Renewable Energy Powers Major Japanese Railroad
On April 1, Tokyu Railways trains running through Shibuya and other stations were switched to power generated only by renewable sources. Tokyu has more than 64 miles of railway tracks serving 2.2 million people a day, including commuters and schoolchildren. The sources include hydropower, geothermal, wind and solar power, according to Tokyo Electric Power Co., the utility that provides the electricity and tracks its energy sourcing. Japan, the world’s sixth-biggest carbon emitter, has a goal of becoming carbon-neutral by 2050. Tokyu headquarters Assistant Manager Yoshimasa Kitano says, “We don’t see this as reaching our goal, but just a start.”

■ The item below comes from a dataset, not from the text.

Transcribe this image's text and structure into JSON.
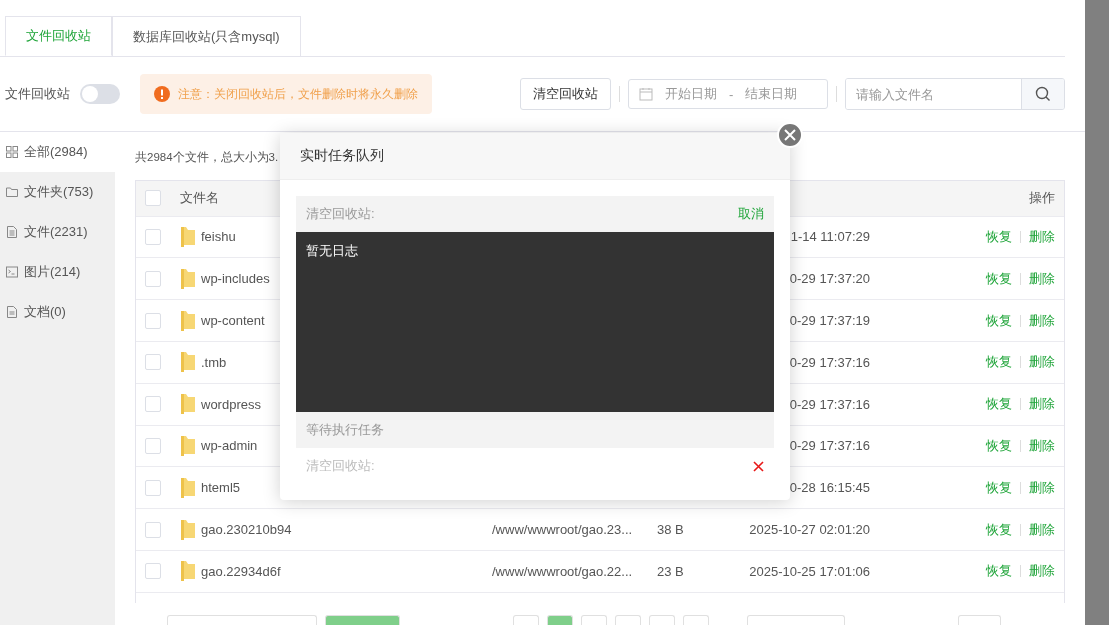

The carbon dioxide emissions of Tokyu’s sprawling network of seven train lines and one tram service are now zero, with green energy being used in all stations, including vending machines, security camera screening and lighting. Tokyu, which employs 3,855 people and connects Tokyo with Yokohama, is the first railroad operator in Japan to have achieved the same goal. It says the carbon dioxide reduction is equivalent to the annual average emissions of 56,000 Japanese households. About 20 percent of Japan’s electricity comes from renewable sources, according to the nonprofit Institute for Sustainable Energy Policies. The other two ecologically friendly options are batteries and hydrogen power.